The main purpose is to prevent injustice as otherwise the plaintiff would be required to prove details of the cause of the incident, which he may not know as what happened in Gee v. Metropolitan Railway, Cassidy v. Ministry of Health. The maxim is not applicable when all the facts relevant to the cause of the accident are known. Nevertheless – the accident wouldn’t have happened if not for some negligence on the defendant’s part which was originated from the rule in Byrne V. Boadle.
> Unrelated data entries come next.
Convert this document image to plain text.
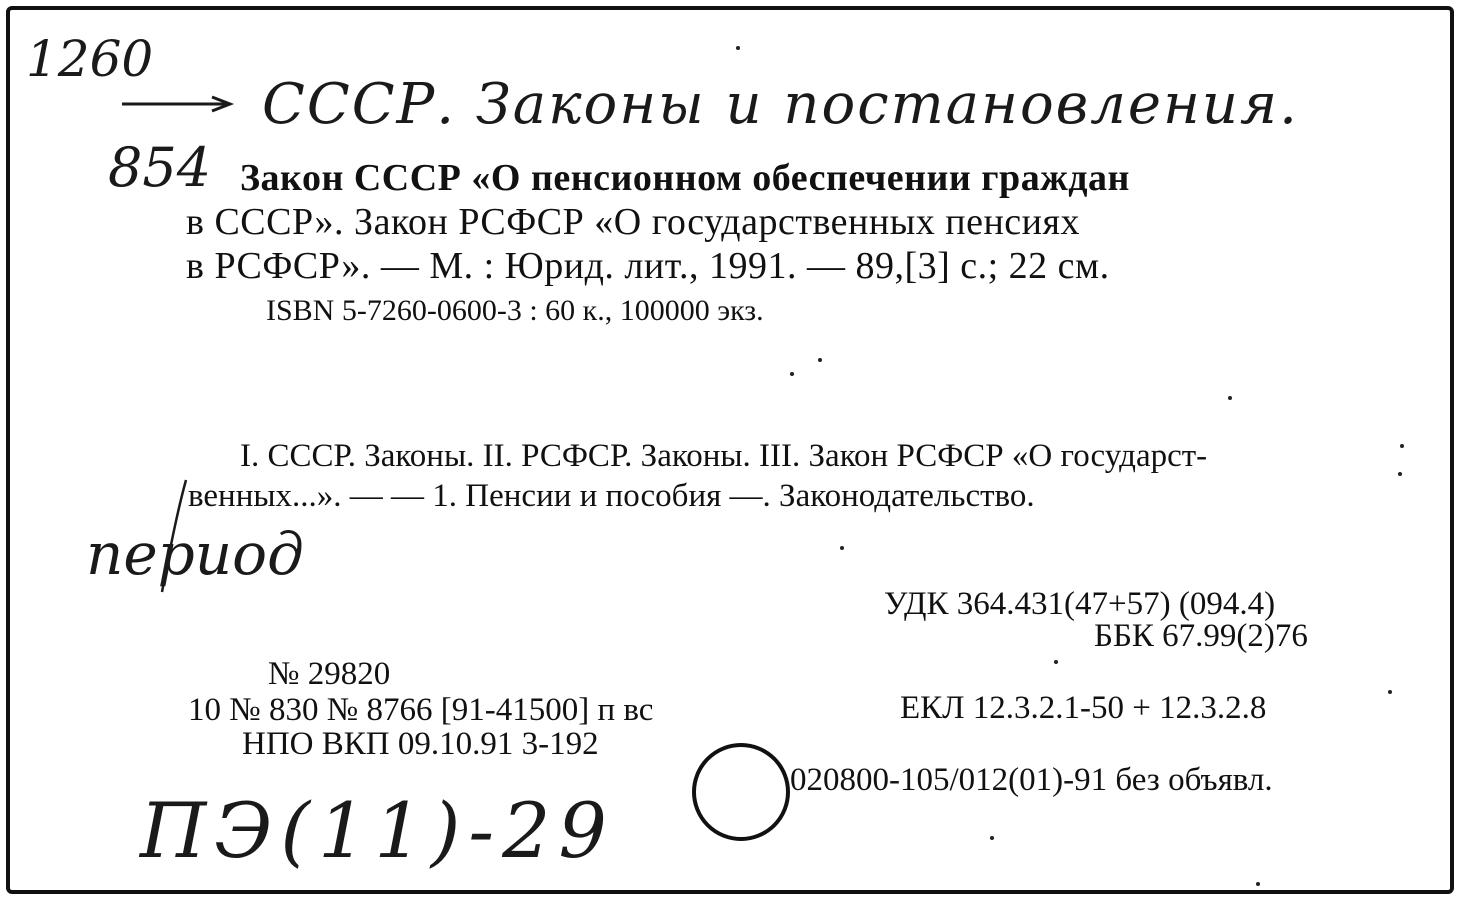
1260
СССР. Законы и постановления.
854 Закон СССР «О пенсионном обеспечении граждан
в СССР». Закон РСФСР «О государственных пенсиях
в РСФСР». — М. : Юрид. лит., 1991. — 89,[3] с.; 22 см.
ISBN 5-7260-0600-3 : 60 к., 100000 экз.
I. СССР. Законы. II. РСФСР. Законы. III. Закон РСФСР «О государст-
венных...». — — 1. Пенсии и пособия —. Законодательство.
период
УДК 364.431(47+57) (094.4)
ББК 67.99(2)76
ЕКЛ 12.3.2.1-50 + 12.3.2.8
№ 29820
10 № 830 № 8766 [91-41500] п вс
НПО ВКП 09.10.91 3-192
020800-105/012(01)-91 без объявл.
ПЭ(11)-29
This rule will be available for Ah Chan because he apparently did not have such markers with him at the accident time, nor did he take any precaution to warn approaching drivers of the obstacle facing them. In addition, this case also can available for Psychiatric Illness or Nervous Shock rule because, in this case Azhar was injured physically and Ah Chan was mentally disturbed. According to this rule, A positive psychiatric illness or physical damage as a result of physiological trauma experienced by the plaintiff due to the defendant’s negligent act.

For the purpose of recovery of damages – not necessary that the plaintiff shows direct impact or fear of immediate personal injury. Claimant may recover damages arising from nervous shock resulting from injury to near relatives or fear for such injury. The case of Alcock & Ors v. Chief Constable of South Yorkshire Police laid down the requirements that need to be proven to succeed in a claim for nervous shock.

As a conclusion, it seems clear that in the car driven by Azhar is slightly above the limited speed was colliding with the lorry which was stalled by Ah Chan without any certain markers on the roadway to warn approaching drivers of the danger. According to this case, two of them also have done their own fault. From the arguments stated, these are the action available to Azhar and Ah Chan, and the defenses that will likely be asserted according to the rules and laws.